The recovered remains
were transported to the medical examiner’s office in Baltimore where it was
quickly determined the remains were indeed human. Last week, using DNA
evidence, the medical examiner’s office was able to confirm the remains
belonged to Forte, bringing some measure of closure to the months-long mystery,
however, just how Forte ended up in the ocean on that stormy night in February
might never be solved.

Funeral services for
Forte have been planned for Wednesday, June 9 at 11 a.m. at the St. Andrew’s
Catholic Center on 144th Street in Ocean City.

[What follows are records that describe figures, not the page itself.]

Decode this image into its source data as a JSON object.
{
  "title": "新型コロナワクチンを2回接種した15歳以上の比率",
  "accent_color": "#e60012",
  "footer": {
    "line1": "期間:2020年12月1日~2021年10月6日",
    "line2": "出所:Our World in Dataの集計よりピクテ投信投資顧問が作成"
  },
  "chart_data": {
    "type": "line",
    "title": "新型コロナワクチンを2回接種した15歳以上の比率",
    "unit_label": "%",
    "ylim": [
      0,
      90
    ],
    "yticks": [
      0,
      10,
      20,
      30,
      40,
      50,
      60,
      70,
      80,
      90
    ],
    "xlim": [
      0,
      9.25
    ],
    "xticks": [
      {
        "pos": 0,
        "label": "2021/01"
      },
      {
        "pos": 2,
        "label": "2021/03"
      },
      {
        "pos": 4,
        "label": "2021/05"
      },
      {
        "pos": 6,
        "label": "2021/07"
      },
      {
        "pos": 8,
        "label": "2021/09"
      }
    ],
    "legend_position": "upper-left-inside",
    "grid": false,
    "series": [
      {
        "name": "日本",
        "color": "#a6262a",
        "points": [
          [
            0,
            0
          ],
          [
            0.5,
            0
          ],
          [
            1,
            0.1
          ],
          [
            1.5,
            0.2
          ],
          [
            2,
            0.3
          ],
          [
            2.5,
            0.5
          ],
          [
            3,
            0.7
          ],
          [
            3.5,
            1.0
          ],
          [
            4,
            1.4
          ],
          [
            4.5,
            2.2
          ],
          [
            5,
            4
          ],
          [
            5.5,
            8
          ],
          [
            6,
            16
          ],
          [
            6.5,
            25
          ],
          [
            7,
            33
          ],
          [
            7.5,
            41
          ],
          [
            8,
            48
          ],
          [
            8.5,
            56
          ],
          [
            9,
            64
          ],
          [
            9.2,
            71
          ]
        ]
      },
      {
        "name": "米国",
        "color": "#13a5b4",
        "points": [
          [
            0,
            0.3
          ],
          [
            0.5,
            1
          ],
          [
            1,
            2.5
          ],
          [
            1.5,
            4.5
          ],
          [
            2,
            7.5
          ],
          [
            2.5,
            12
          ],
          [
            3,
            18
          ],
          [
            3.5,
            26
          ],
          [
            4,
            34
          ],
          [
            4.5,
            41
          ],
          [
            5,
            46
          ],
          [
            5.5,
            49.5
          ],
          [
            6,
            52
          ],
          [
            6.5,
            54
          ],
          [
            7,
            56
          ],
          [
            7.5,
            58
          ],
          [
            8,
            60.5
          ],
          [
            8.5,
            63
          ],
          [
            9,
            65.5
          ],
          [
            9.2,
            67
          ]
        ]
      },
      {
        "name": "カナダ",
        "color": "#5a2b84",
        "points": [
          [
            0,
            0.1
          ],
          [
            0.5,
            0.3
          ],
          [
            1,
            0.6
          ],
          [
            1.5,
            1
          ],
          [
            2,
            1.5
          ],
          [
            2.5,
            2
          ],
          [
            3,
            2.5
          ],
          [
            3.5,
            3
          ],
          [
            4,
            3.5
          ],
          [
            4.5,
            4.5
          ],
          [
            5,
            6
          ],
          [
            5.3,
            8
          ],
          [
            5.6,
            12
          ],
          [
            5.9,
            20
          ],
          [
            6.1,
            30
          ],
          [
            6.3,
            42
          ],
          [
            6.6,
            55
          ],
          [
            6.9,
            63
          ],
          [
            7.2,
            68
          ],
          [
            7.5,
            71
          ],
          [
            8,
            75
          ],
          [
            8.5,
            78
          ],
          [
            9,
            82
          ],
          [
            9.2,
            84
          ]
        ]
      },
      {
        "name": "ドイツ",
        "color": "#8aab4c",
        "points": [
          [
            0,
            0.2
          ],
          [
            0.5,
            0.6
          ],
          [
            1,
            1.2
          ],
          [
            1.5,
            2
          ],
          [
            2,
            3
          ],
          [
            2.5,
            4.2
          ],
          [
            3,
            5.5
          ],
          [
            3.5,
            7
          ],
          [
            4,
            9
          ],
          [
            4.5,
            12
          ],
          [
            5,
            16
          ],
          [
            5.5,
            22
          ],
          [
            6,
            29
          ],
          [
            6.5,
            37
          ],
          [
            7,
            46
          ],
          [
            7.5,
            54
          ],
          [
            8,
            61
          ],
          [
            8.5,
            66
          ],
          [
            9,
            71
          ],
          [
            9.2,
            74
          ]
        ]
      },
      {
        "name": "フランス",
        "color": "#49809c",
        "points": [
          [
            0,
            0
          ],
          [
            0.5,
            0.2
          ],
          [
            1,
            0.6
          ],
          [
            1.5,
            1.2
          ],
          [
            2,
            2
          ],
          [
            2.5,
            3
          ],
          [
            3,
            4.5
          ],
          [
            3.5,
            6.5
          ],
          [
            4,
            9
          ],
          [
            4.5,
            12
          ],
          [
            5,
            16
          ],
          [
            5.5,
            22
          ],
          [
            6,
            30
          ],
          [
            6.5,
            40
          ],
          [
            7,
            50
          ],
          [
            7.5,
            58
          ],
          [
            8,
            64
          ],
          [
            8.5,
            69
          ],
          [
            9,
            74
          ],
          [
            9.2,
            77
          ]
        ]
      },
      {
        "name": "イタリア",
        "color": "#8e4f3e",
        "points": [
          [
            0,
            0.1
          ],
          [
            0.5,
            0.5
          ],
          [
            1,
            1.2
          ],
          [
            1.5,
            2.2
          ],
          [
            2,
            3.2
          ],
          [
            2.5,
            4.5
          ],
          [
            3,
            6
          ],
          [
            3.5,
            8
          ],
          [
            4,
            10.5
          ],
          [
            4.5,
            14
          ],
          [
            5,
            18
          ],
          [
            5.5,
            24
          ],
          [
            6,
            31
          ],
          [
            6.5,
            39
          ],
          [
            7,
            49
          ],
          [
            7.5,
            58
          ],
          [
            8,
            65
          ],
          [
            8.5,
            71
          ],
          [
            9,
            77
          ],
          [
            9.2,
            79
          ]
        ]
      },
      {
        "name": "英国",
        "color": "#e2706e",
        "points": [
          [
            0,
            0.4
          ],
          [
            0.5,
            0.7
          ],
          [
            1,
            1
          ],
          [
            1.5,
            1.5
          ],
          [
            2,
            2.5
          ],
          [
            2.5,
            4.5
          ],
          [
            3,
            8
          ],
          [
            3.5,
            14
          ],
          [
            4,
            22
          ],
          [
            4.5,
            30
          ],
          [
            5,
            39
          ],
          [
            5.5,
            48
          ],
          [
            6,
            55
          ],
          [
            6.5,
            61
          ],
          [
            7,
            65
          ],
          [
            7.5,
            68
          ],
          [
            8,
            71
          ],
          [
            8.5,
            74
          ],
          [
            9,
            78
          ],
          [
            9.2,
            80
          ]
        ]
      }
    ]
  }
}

In lieu of flowers,
family members are requesting monetary donations be made to a scholarship fund
set up in Forte’s name, the proceeds of which will be used to establish a
scholarship for Indian River High School graduates planning to play soccer in
college. Forte was an Indian River graduate and highly decorated soccer player
and later returned to teach and coach at his alma mater.

Donations for the scholarship
fund can be made to the Greg Forte Fund at the PNC Bank at 1107 Coastal
Highway, Fenwick Island, Del., 19944.